A number of high-profile blighted properties throughout Hamilton County will be demolished and remediated with the help of $17 million in state grants awarded to The Port.

The economic development agency says the money — the most given to any county in the state — will go toward more than 50 demolition projects large and small.

Those projects through The Port's Hamilton County Landbank include 435 Elm Street, a vacant building across the street from Duke Energy Convention Center that is seen as a key part of a convention district envisioned by city and county officials. That building was also at the center of former Cincinnati City Councilmember P.G. Sittenfeld's public corruption trial.

Efforts to re-envision the vacant former YMCA building in Lincoln Heights will get a boost from the grants as well. Those efforts also recently received money from Hamilton County commissioners.

Another high-profile project involves the demolition of a building on UC Health's Uptown campus called Greenwood Hall that has been vacant for a decade.

Other projects will involve significant environmental remediation efforts, including tearing down two blighted motels along Reading Road in Sycamore Township and final removal of partially demolished silos on Beekman Street along the Mill Creek. The latter is part of a broader effort to help the neglected communities along Beekman, Port President and CEO Laura Brunner says.

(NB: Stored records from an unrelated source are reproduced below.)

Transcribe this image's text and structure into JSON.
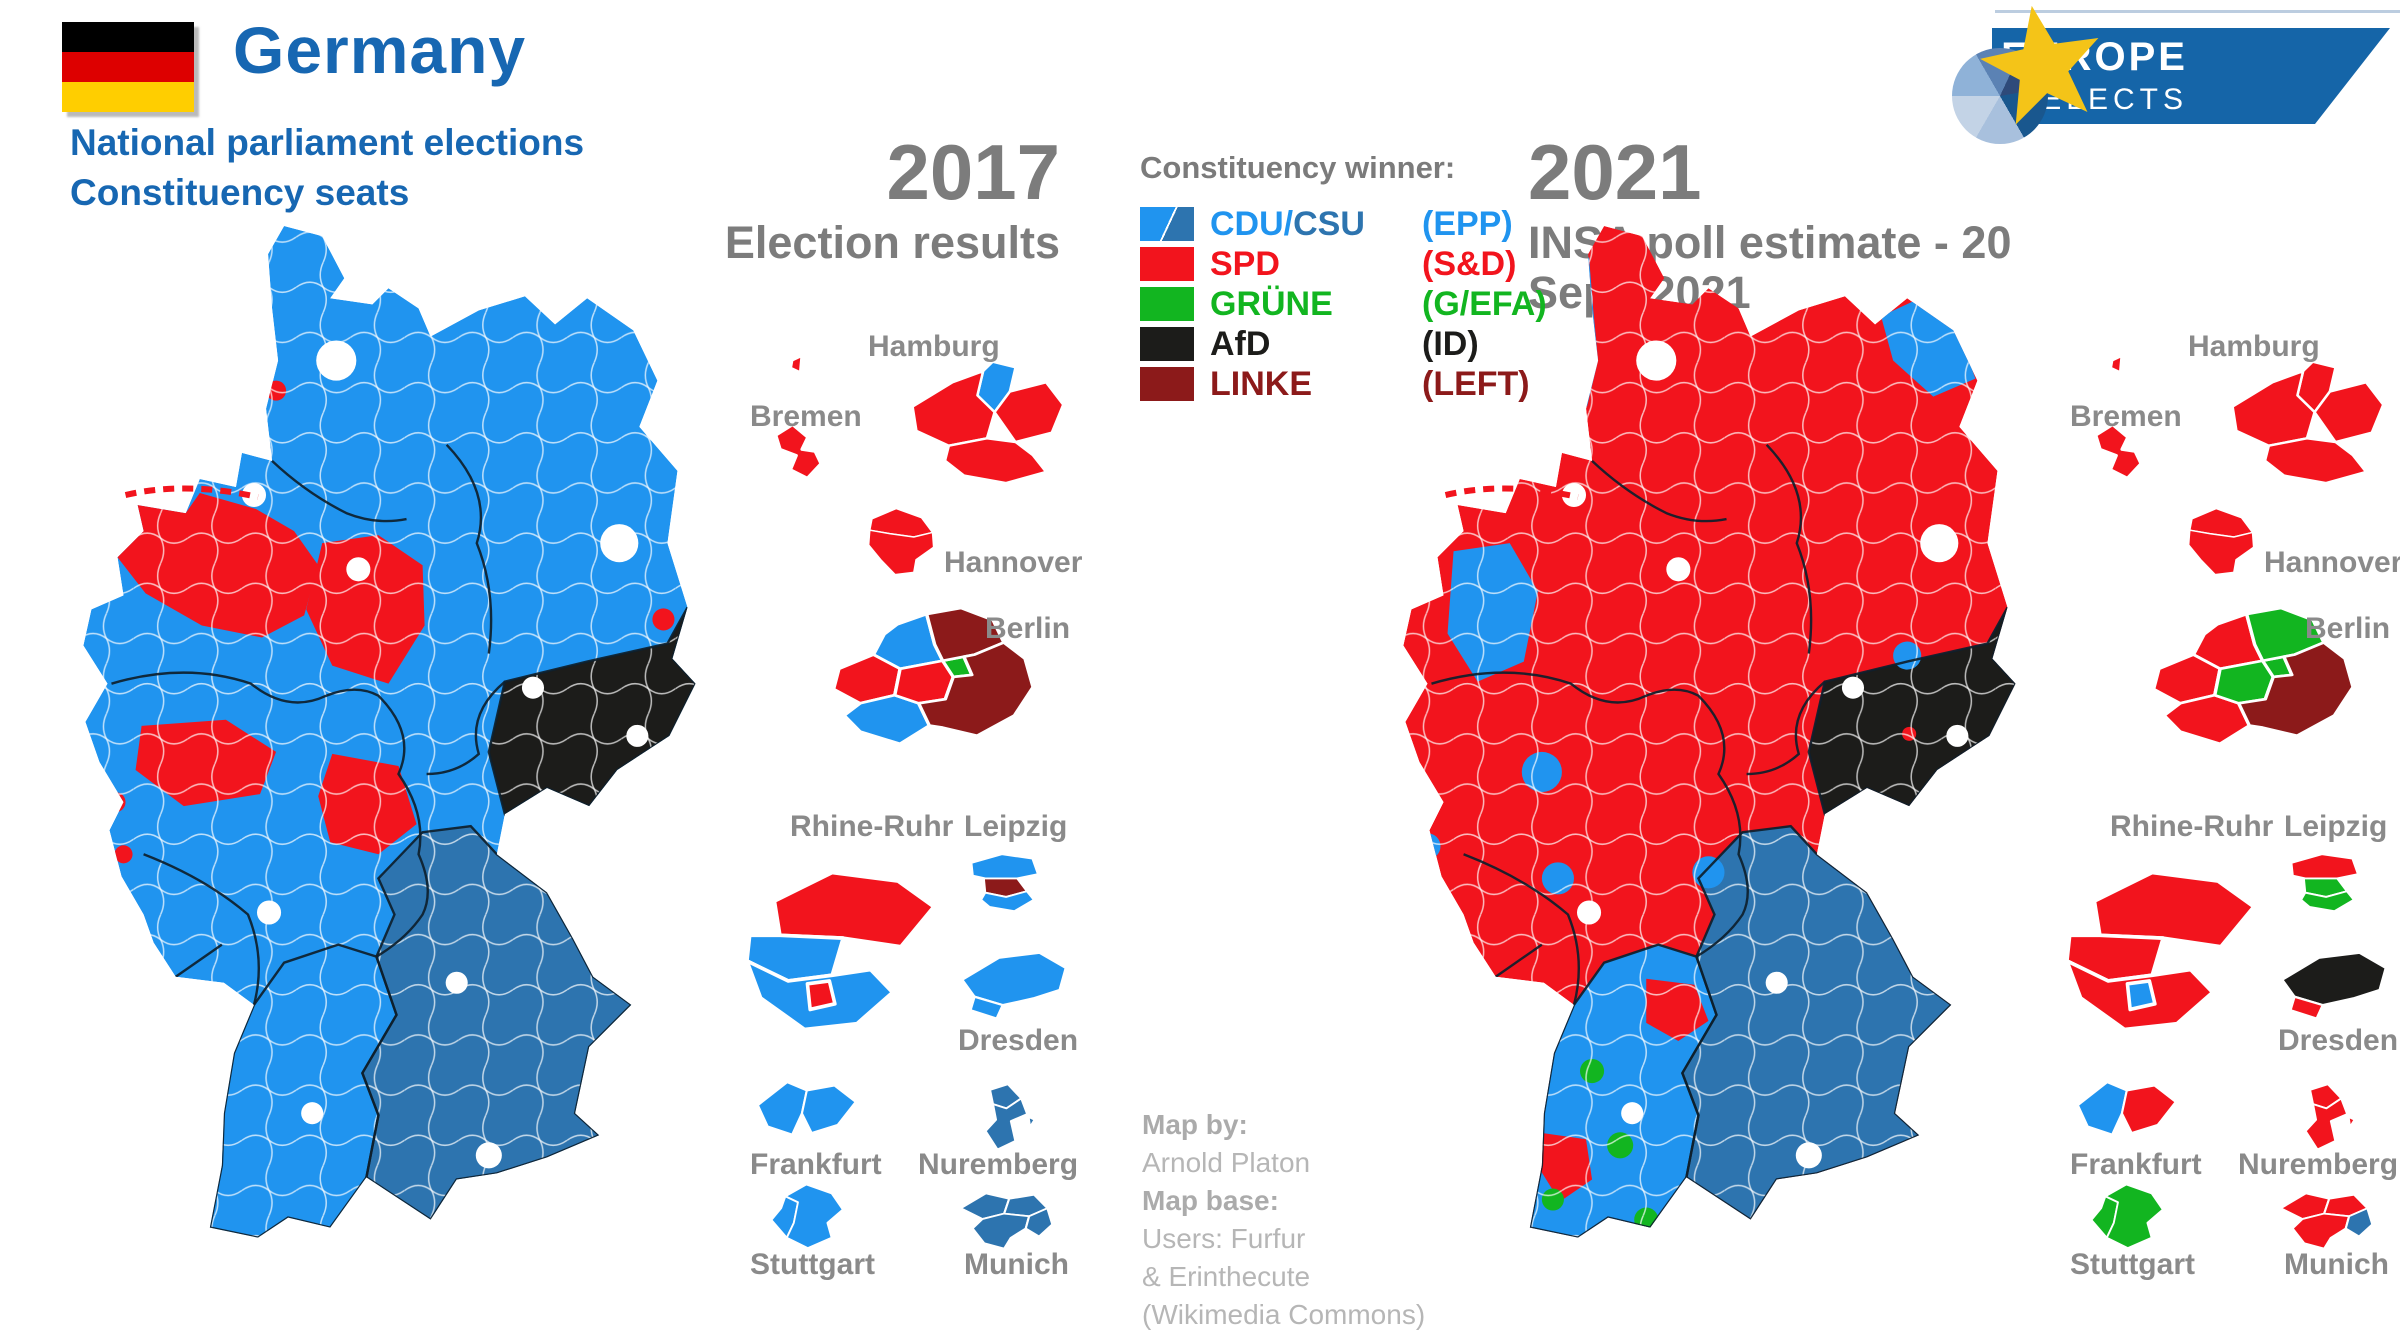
{
  "header": {
    "country": "Germany",
    "subtitle_line1": "National parliament elections",
    "subtitle_line2": "Constituency seats",
    "title_color": "#1767b2"
  },
  "flag_colors": [
    "#000000",
    "#dd0000",
    "#ffce00"
  ],
  "panels": [
    {
      "year": "2017",
      "subtitle": "Election results"
    },
    {
      "year": "2021",
      "subtitle": "INSA poll estimate - 20 Sept. 2021"
    }
  ],
  "legend": {
    "title": "Constituency winner:",
    "entries": [
      {
        "label_parts": [
          {
            "text": "CDU/",
            "party": "CDU"
          },
          {
            "text": "CSU",
            "party": "CSU"
          }
        ],
        "group": "(EPP)",
        "group_party": "CDU",
        "swatch": [
          "CDU",
          "CSU"
        ]
      },
      {
        "label_parts": [
          {
            "text": "SPD",
            "party": "SPD"
          }
        ],
        "group": "(S&D)",
        "group_party": "SPD",
        "swatch": [
          "SPD"
        ]
      },
      {
        "label_parts": [
          {
            "text": "GRÜNE",
            "party": "GRUNE"
          }
        ],
        "group": "(G/EFA)",
        "group_party": "GRUNE",
        "swatch": [
          "GRUNE"
        ]
      },
      {
        "label_parts": [
          {
            "text": "AfD",
            "party": "AFD"
          }
        ],
        "group": "(ID)",
        "group_party": "AFD",
        "swatch": [
          "AFD"
        ]
      },
      {
        "label_parts": [
          {
            "text": "LINKE",
            "party": "LINKE"
          }
        ],
        "group": "(LEFT)",
        "group_party": "LINKE",
        "swatch": [
          "LINKE"
        ]
      }
    ]
  },
  "party_colors": {
    "CDU": "#2094ef",
    "CSU": "#2d74af",
    "SPD": "#f2141d",
    "GRUNE": "#12b520",
    "AFD": "#1c1c1a",
    "LINKE": "#8c1a1a"
  },
  "logo": {
    "line1": "EUROPE",
    "line2": "ELECTS",
    "banner_color": "#1565a8",
    "star_color": "#f4c418"
  },
  "credits": {
    "lines": [
      {
        "text": "Map by:",
        "bold": true
      },
      {
        "text": "Arnold Platon",
        "bold": false
      },
      {
        "text": "Map base:",
        "bold": true
      },
      {
        "text": "Users: Furfur",
        "bold": false
      },
      {
        "text": "& Erinthecute",
        "bold": false
      },
      {
        "text": "(Wikimedia Commons)",
        "bold": false
      }
    ]
  },
  "map_base": [
    "CDU",
    "SPD"
  ],
  "map_regions": [
    {
      "id": "east-frisia",
      "winners": [
        "SPD",
        "SPD"
      ]
    },
    {
      "id": "schleswig-west",
      "winners": [
        "CDU",
        "CDU"
      ]
    },
    {
      "id": "emsland",
      "winners": [
        "CDU",
        "CDU"
      ]
    },
    {
      "id": "ruegen",
      "winners": [
        "CDU",
        "CDU"
      ]
    },
    {
      "id": "hannover-belt",
      "winners": [
        "SPD",
        "SPD"
      ]
    },
    {
      "id": "kassel",
      "winners": [
        "SPD",
        "SPD"
      ]
    },
    {
      "id": "ruhr",
      "winners": [
        "SPD",
        "SPD"
      ]
    },
    {
      "id": "saar",
      "winners": [
        "SPD",
        "SPD"
      ]
    },
    {
      "id": "baden-wuerttemberg",
      "winners": [
        "CDU",
        "CDU"
      ]
    },
    {
      "id": "bavaria",
      "winners": [
        "CSU",
        "CSU"
      ]
    },
    {
      "id": "saxony",
      "winners": [
        "AFD",
        "AFD"
      ]
    },
    {
      "id": "saxony-dot",
      "winners": [
        "AFD",
        "SPD"
      ],
      "keep": true
    },
    {
      "id": "west-spot-a",
      "winners": [
        "SPD",
        "SPD"
      ]
    },
    {
      "id": "west-spot-b",
      "winners": [
        "SPD",
        "SPD"
      ]
    },
    {
      "id": "west-spot-c",
      "winners": [
        "CDU",
        "CDU"
      ]
    },
    {
      "id": "west-spot-d",
      "winners": [
        "CDU",
        "CDU"
      ]
    },
    {
      "id": "pfalz-dot",
      "winners": [
        "SPD",
        "SPD"
      ]
    },
    {
      "id": "schwerin-dot",
      "winners": [
        "SPD",
        "SPD"
      ]
    },
    {
      "id": "brandenburg-dot",
      "winners": [
        "SPD",
        "SPD"
      ]
    },
    {
      "id": "flaeming-spot",
      "winners": [
        "CDU",
        "CDU"
      ]
    },
    {
      "id": "sauerland-spot",
      "winners": [
        "CDU",
        "CDU"
      ]
    },
    {
      "id": "siegen-spot",
      "winners": [
        "CDU",
        "CDU"
      ]
    },
    {
      "id": "fulda-spot",
      "winners": [
        "CDU",
        "CDU"
      ]
    },
    {
      "id": "bw-red-north",
      "winners": [
        "CDU",
        "SPD"
      ],
      "keep": true
    },
    {
      "id": "bw-red-southwest",
      "winners": [
        "CDU",
        "SPD"
      ],
      "keep": true
    },
    {
      "id": "bw-green-1",
      "winners": [
        "CDU",
        "GRUNE"
      ]
    },
    {
      "id": "bw-green-2",
      "winners": [
        "CDU",
        "GRUNE"
      ]
    },
    {
      "id": "bw-green-3",
      "winners": [
        "CDU",
        "GRUNE"
      ]
    },
    {
      "id": "bw-green-4",
      "winners": [
        "CDU",
        "GRUNE"
      ]
    },
    {
      "id": "frisian-islands",
      "winners": [
        "SPD",
        "SPD"
      ],
      "keep": true
    }
  ],
  "insets": [
    {
      "id": "hamburg",
      "label": "Hamburg",
      "winners": {
        "n": [
          "CDU",
          "SPD"
        ],
        "w": [
          "SPD",
          "SPD"
        ],
        "e": [
          "SPD",
          "SPD"
        ],
        "s": [
          "SPD",
          "SPD"
        ]
      }
    },
    {
      "id": "bremen",
      "label": "Bremen",
      "winners": {
        "bhv": [
          "SPD",
          "SPD"
        ],
        "main": [
          "SPD",
          "SPD"
        ]
      }
    },
    {
      "id": "hannover",
      "label": "Hannover",
      "winners": {
        "n": [
          "SPD",
          "SPD"
        ],
        "s": [
          "SPD",
          "SPD"
        ]
      }
    },
    {
      "id": "berlin",
      "label": "Berlin",
      "winners": {
        "nw": [
          "CDU",
          "SPD"
        ],
        "w": [
          "SPD",
          "SPD"
        ],
        "sw": [
          "CDU",
          "SPD"
        ],
        "center": [
          "SPD",
          "GRUNE"
        ],
        "greenc": [
          "GRUNE",
          "GRUNE"
        ],
        "ne": [
          "LINKE",
          "GRUNE"
        ],
        "se": [
          "LINKE",
          "LINKE"
        ]
      }
    },
    {
      "id": "rhineruhr",
      "label": "Rhine-Ruhr",
      "winners": {
        "north": [
          "SPD",
          "SPD"
        ],
        "midwest": [
          "CDU",
          "SPD"
        ],
        "south": [
          "CDU",
          "SPD"
        ],
        "spot": [
          "SPD",
          "CDU"
        ]
      }
    },
    {
      "id": "leipzig",
      "label": "Leipzig",
      "winners": {
        "n": [
          "CDU",
          "SPD"
        ],
        "c": [
          "LINKE",
          "GRUNE"
        ],
        "s": [
          "CDU",
          "GRUNE"
        ]
      }
    },
    {
      "id": "dresden",
      "label": "Dresden",
      "winners": {
        "main": [
          "CDU",
          "AFD"
        ],
        "sw": [
          "CDU",
          "SPD"
        ]
      }
    },
    {
      "id": "frankfurt",
      "label": "Frankfurt",
      "winners": {
        "w": [
          "CDU",
          "CDU"
        ],
        "e": [
          "CDU",
          "SPD"
        ]
      }
    },
    {
      "id": "nuremberg",
      "label": "Nuremberg",
      "winners": {
        "n": [
          "CSU",
          "SPD"
        ],
        "s": [
          "CSU",
          "SPD"
        ],
        "dot": [
          "CSU",
          "SPD"
        ]
      }
    },
    {
      "id": "stuttgart",
      "label": "Stuttgart",
      "winners": {
        "w": [
          "CDU",
          "GRUNE"
        ],
        "main": [
          "CDU",
          "GRUNE"
        ]
      }
    },
    {
      "id": "munich",
      "label": "Munich",
      "winners": {
        "nw": [
          "CSU",
          "SPD"
        ],
        "ne": [
          "CSU",
          "SPD"
        ],
        "s": [
          "CSU",
          "SPD"
        ],
        "se": [
          "CSU",
          "CSU"
        ]
      }
    }
  ]
}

"The whole Beekman Corridor is getting a lot of attention, everything from housing to the bike trail to repurposing the old manufacturing sites for new jobs," Brunner says, noting that the removal of the silos contaminated with asbestos and other hazardous materials has been a community priority for years.

Other projects will be smaller but also impactful. Brunner says a number of lots that once held single family homes need to be prepared for new construction — something the state money will help with.

"We're going to be able to go back into, I think, at least 50 of these lots and be able to get the rubble out so we can accelerate new home construction," she says. "That obviously fits into this goal of more housing production at all price points, including the affordable side."

Brunner says the demolition projects will start soon. The state funds must be spent by May 2023.